Wiktionary
n. The set of equipment required by a scuba diver to be at ease when submerged for extended periods of time. Modern equipment sets include tanks containing mixes of nitrogen in varied ratios with oxygen, a buoyancy control device, a first- and second-stage regulator (to allow the regulated flow of gas from the tank into the user's respiratory system), a wetsuit and accessories for heat insulation, fins for underwater propulsion, a mask (to see underwater)(,) and a snorkel (for moving around the surface of the water without using up breathing gas). Many divers also choose to dive with a diving knife (in case of a tangle with a net, etc.), and night divers may also dive with a waterproof flashlight.
Wikipedia
A scuba set is any breathing apparatus that is carried entirely by an underwater diver and provides the diver with breathing gas at the ambient pressure. (Scuba is an anacronym for self-contained underwater breathing apparatus.) Although strictly speaking the scuba set is only the diving equipment which is required for providing breathing gas to the diver, general usage includes the harness by which it is carried, and those accessories which are integral parts of the harness and breathing apparatus assembly, such as a jacket or wing style buoyancy compensator and instruments mounted in a combined housing with the pressure gauge, and in the looser sense it has been used to refer to any diving equipment used by the scuba diver, though this would more commonly and accurately be termed scuba equipment. Scuba is overwhelmingly the most common underwater breathing system used by recreational divers. A scuba set is also used in professional diving when it provides advantages, usually of mobility and range, over surface supplied diving systems.

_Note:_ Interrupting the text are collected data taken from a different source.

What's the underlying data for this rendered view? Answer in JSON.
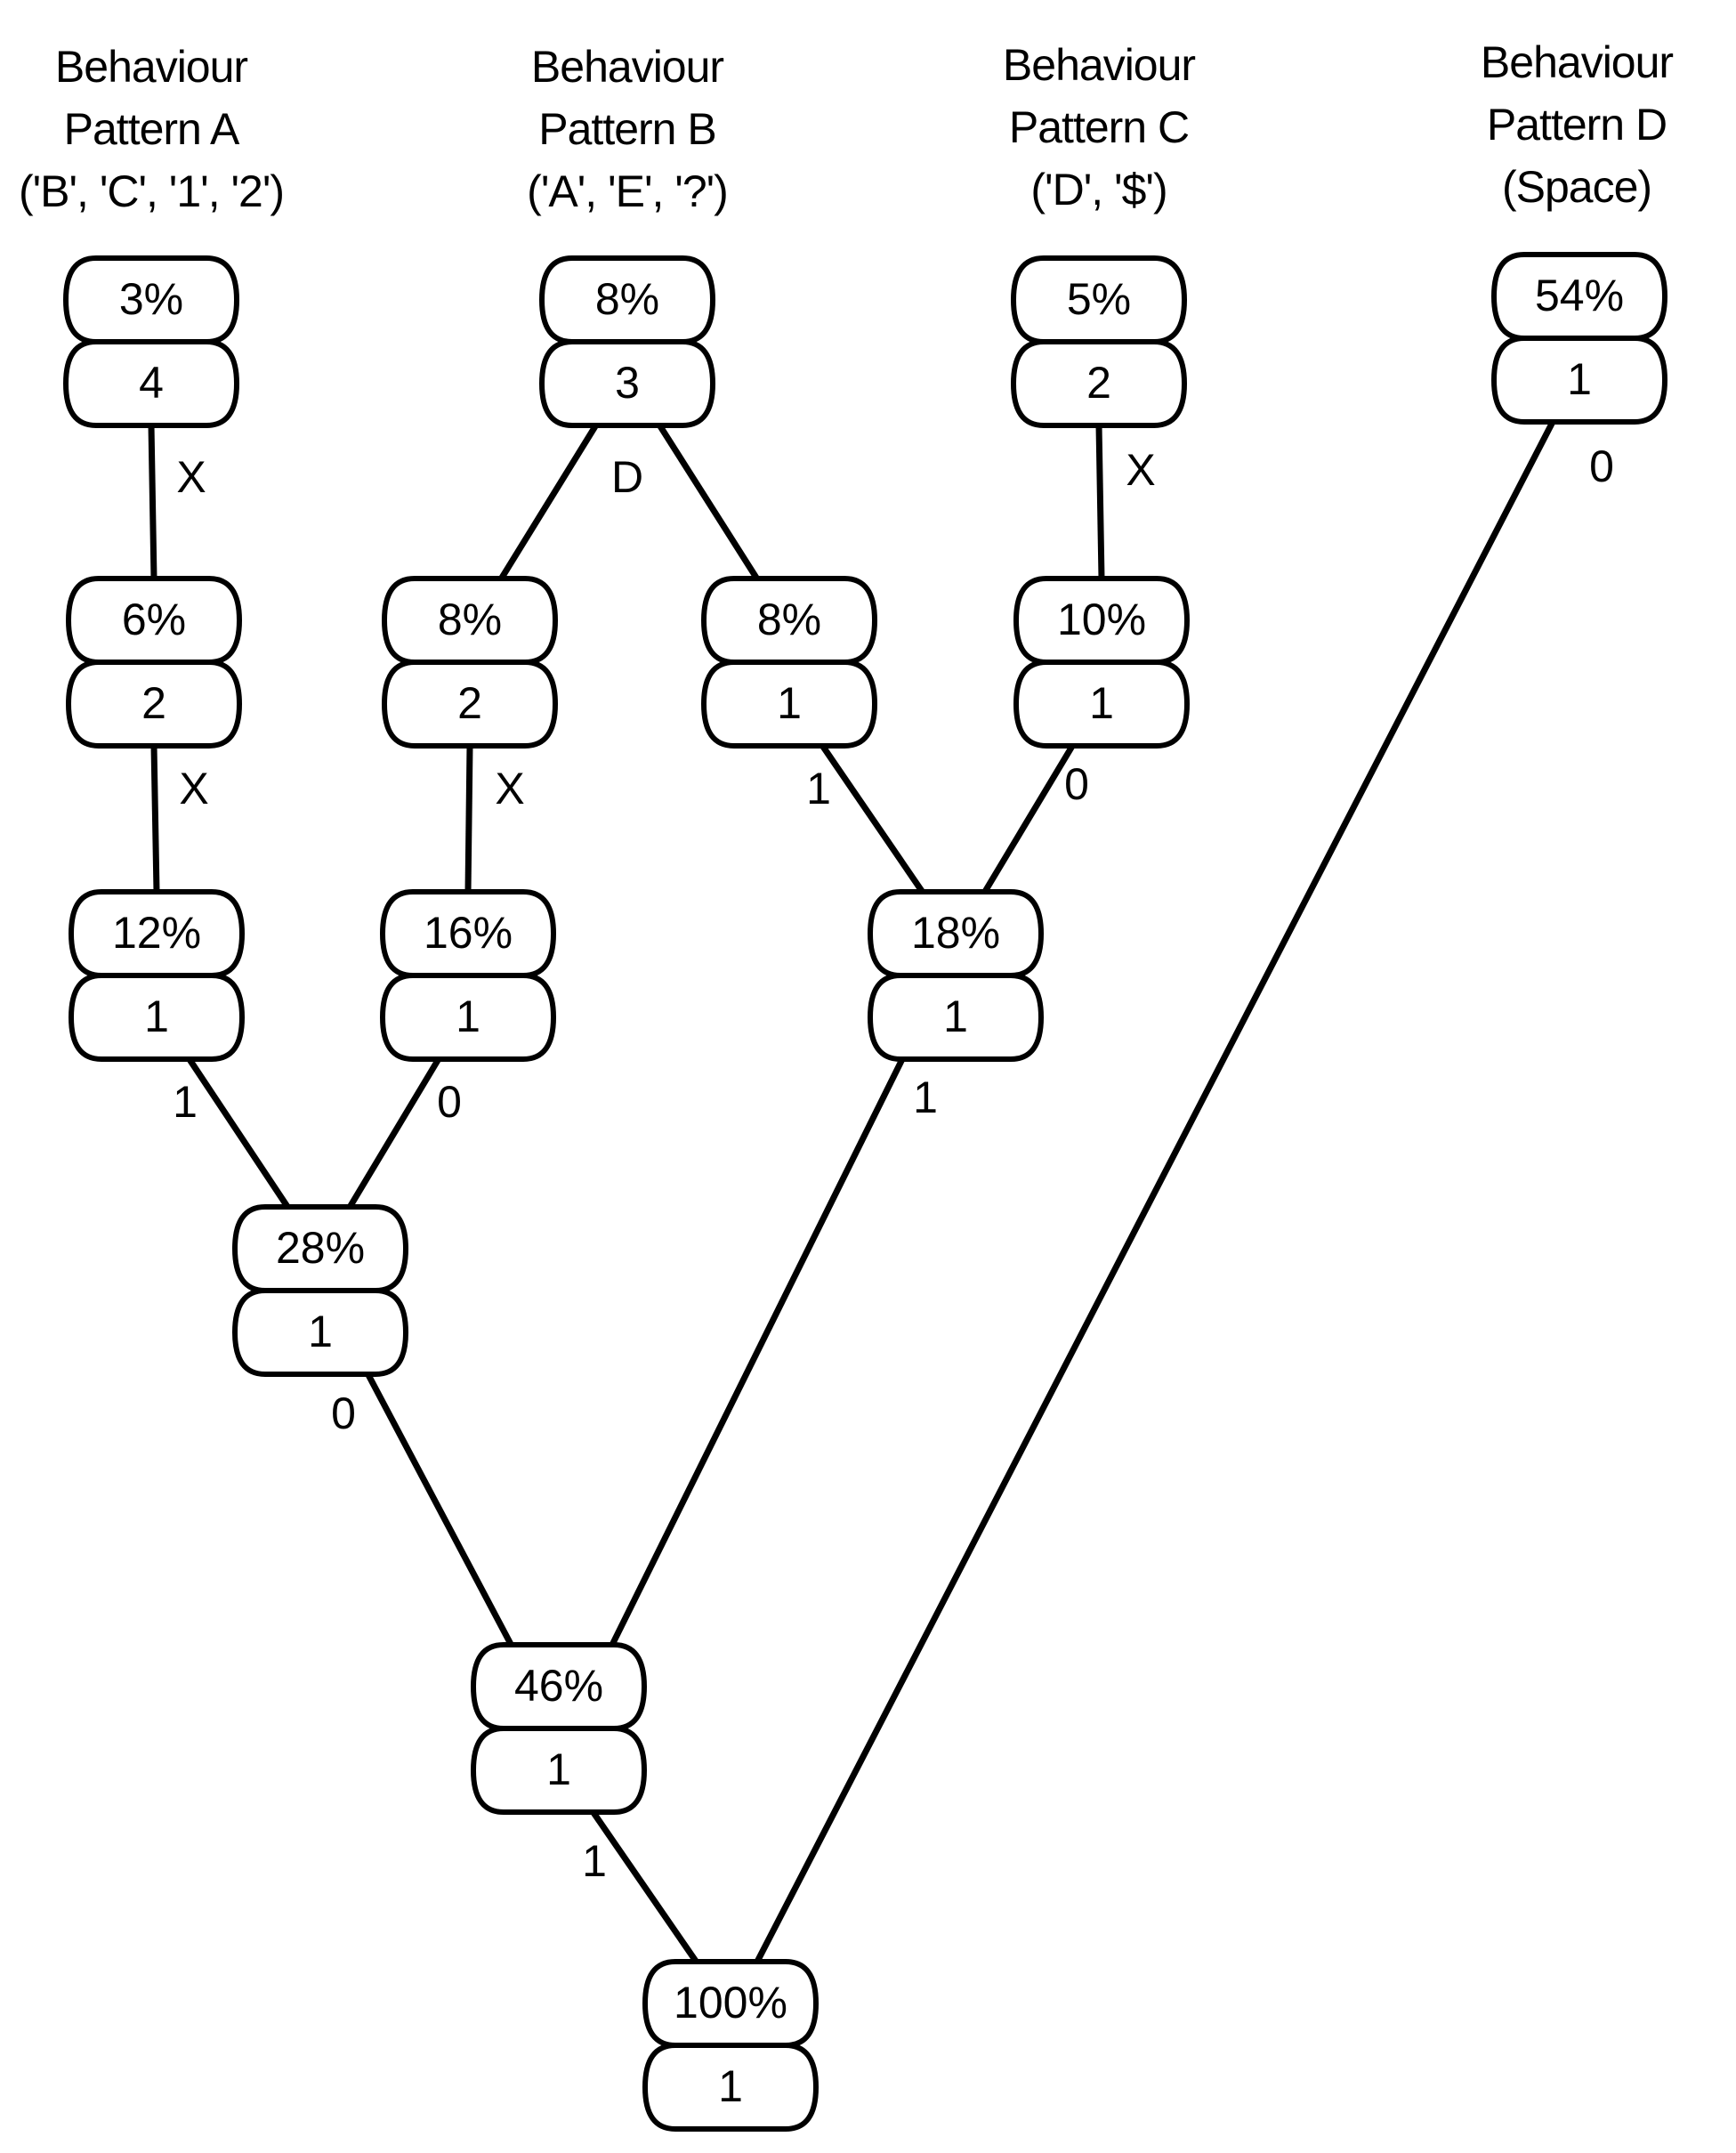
{
  "headers": [
    {
      "id": "A",
      "line1": "Behaviour",
      "line2": "Pattern A",
      "line3": "('B', 'C', '1', '2')"
    },
    {
      "id": "B",
      "line1": "Behaviour",
      "line2": "Pattern B",
      "line3": "('A', 'E', '?')"
    },
    {
      "id": "C",
      "line1": "Behaviour",
      "line2": "Pattern C",
      "line3": "('D', '$')"
    },
    {
      "id": "D",
      "line1": "Behaviour",
      "line2": "Pattern D",
      "line3": "(Space)"
    }
  ],
  "nodes": [
    {
      "id": "A1",
      "percent": "3%",
      "count": "4"
    },
    {
      "id": "B1",
      "percent": "8%",
      "count": "3"
    },
    {
      "id": "C1",
      "percent": "5%",
      "count": "2"
    },
    {
      "id": "D1",
      "percent": "54%",
      "count": "1"
    },
    {
      "id": "A2",
      "percent": "6%",
      "count": "2"
    },
    {
      "id": "B2L",
      "percent": "8%",
      "count": "2"
    },
    {
      "id": "B2R",
      "percent": "8%",
      "count": "1"
    },
    {
      "id": "C2",
      "percent": "10%",
      "count": "1"
    },
    {
      "id": "A3",
      "percent": "12%",
      "count": "1"
    },
    {
      "id": "B3",
      "percent": "16%",
      "count": "1"
    },
    {
      "id": "BC",
      "percent": "18%",
      "count": "1"
    },
    {
      "id": "AB",
      "percent": "28%",
      "count": "1"
    },
    {
      "id": "ABC",
      "percent": "46%",
      "count": "1"
    },
    {
      "id": "ROOT",
      "percent": "100%",
      "count": "1"
    }
  ],
  "edges": [
    {
      "from": "A1",
      "to": "A2",
      "label": "X"
    },
    {
      "from": "A2",
      "to": "A3",
      "label": "X"
    },
    {
      "from": "B1",
      "to": "B2L",
      "label": "D"
    },
    {
      "from": "B1",
      "to": "B2R",
      "label": ""
    },
    {
      "from": "B2L",
      "to": "B3",
      "label": "X"
    },
    {
      "from": "C1",
      "to": "C2",
      "label": "X"
    },
    {
      "from": "B2R",
      "to": "BC",
      "label": "1"
    },
    {
      "from": "C2",
      "to": "BC",
      "label": "0"
    },
    {
      "from": "A3",
      "to": "AB",
      "label": "1"
    },
    {
      "from": "B3",
      "to": "AB",
      "label": "0"
    },
    {
      "from": "AB",
      "to": "ABC",
      "label": "0"
    },
    {
      "from": "BC",
      "to": "ABC",
      "label": "1"
    },
    {
      "from": "ABC",
      "to": "ROOT",
      "label": "1"
    },
    {
      "from": "D1",
      "to": "ROOT",
      "label": "0"
    }
  ]
}
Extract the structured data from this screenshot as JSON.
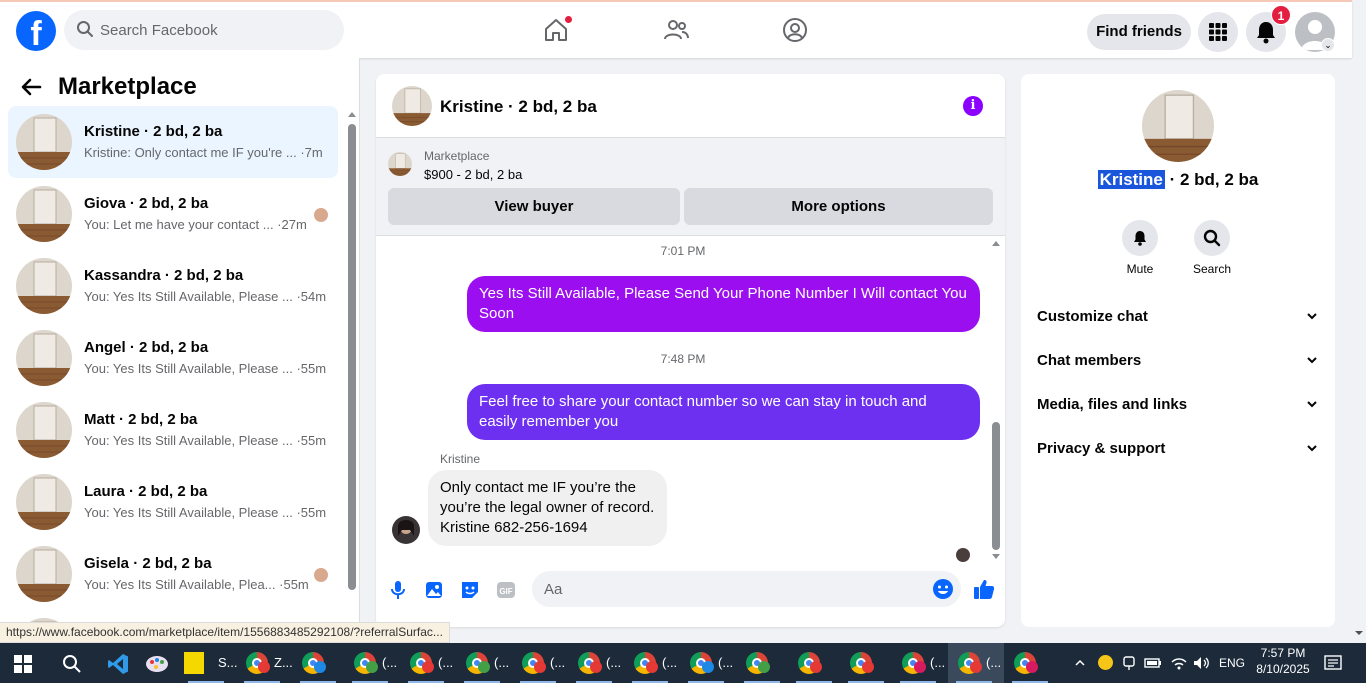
{
  "topbar": {
    "search_placeholder": "Search Facebook",
    "find_friends": "Find friends",
    "notification_count": "1"
  },
  "sidebar": {
    "title": "Marketplace",
    "conversations": [
      {
        "name": "Kristine · 2 bd, 2 ba",
        "preview": "Kristine: Only contact me IF you're ... ·7m",
        "active": true
      },
      {
        "name": "Giova · 2 bd, 2 ba",
        "preview": "You: Let me have your contact ... ·27m"
      },
      {
        "name": "Kassandra · 2 bd, 2 ba",
        "preview": "You: Yes Its Still Available, Please ... ·54m"
      },
      {
        "name": "Angel · 2 bd, 2 ba",
        "preview": "You: Yes Its Still Available, Please ... ·55m"
      },
      {
        "name": "Matt · 2 bd, 2 ba",
        "preview": "You: Yes Its Still Available, Please ... ·55m"
      },
      {
        "name": "Laura · 2 bd, 2 ba",
        "preview": "You: Yes Its Still Available, Please ... ·55m"
      },
      {
        "name": "Gisela · 2 bd, 2 ba",
        "preview": "You: Yes Its Still Available, Plea... ·55m"
      }
    ]
  },
  "chat": {
    "title": "Kristine · 2 bd, 2 ba",
    "marketplace_label": "Marketplace",
    "listing": "$900 - 2 bd, 2 ba",
    "view_buyer": "View buyer",
    "more_options": "More options",
    "messages": [
      {
        "time": "7:01 PM",
        "text": "Yes Its Still Available, Please Send Your Phone Number I Will contact You Soon"
      },
      {
        "time": "7:48 PM",
        "text": "Feel free to share your contact number so we can stay in touch and easily remember you"
      }
    ],
    "incoming": {
      "sender": "Kristine",
      "lines": [
        "Only contact me IF you’re the",
        "you’re the legal owner of record.",
        "Kristine 682-256-1694"
      ]
    },
    "composer_placeholder": "Aa"
  },
  "details": {
    "name_highlight": "Kristine",
    "name_rest": " · 2 bd, 2 ba",
    "mute": "Mute",
    "search": "Search",
    "sections": [
      "Customize chat",
      "Chat members",
      "Media, files and links",
      "Privacy & support"
    ]
  },
  "status_url": "https://www.facebook.com/marketplace/item/1556883485292108/?referralSurfac...",
  "taskbar": {
    "apps": [
      {
        "label": "S..."
      },
      {
        "label": "Z..."
      },
      {
        "label": ""
      },
      {
        "label": "(..."
      },
      {
        "label": "(..."
      },
      {
        "label": "(..."
      },
      {
        "label": "(..."
      },
      {
        "label": "(..."
      },
      {
        "label": "(..."
      },
      {
        "label": "(..."
      },
      {
        "label": ""
      },
      {
        "label": ""
      },
      {
        "label": ""
      },
      {
        "label": "(..."
      },
      {
        "label": "(..."
      },
      {
        "label": ""
      }
    ],
    "language": "ENG",
    "time": "7:57 PM",
    "date": "8/10/2025"
  },
  "colors": {
    "brand": "#0866ff",
    "bubble_1": "#9b0ef0",
    "bubble_2": "#6d30f0",
    "accent_purple": "#8b00ff"
  }
}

Two basic configurations of scuba are in general use:
- Open-circuit-demand scuba expels exhaled air to the environment, and requires each breath be delivered to the diver on demand by a diving regulator, which reduces the pressure from the storage cylinder and supplies it through the demand valve when the diver reduces the pressure in the demand valve slightly during inhalation.
- Rebreather scuba recycles the exhaled gas, removes carbon dioxide, and compensates for the used oxygen before the diver is supplied with gas from the breathing circuit. The amount of gas lost from the circuit during each breathing cycle depends on the design of the rebreather and depth change during the breathing cycle. Gas in the breathing circuit is at ambient pressure, and stored gas is provided through regulators or injectors, depending on design.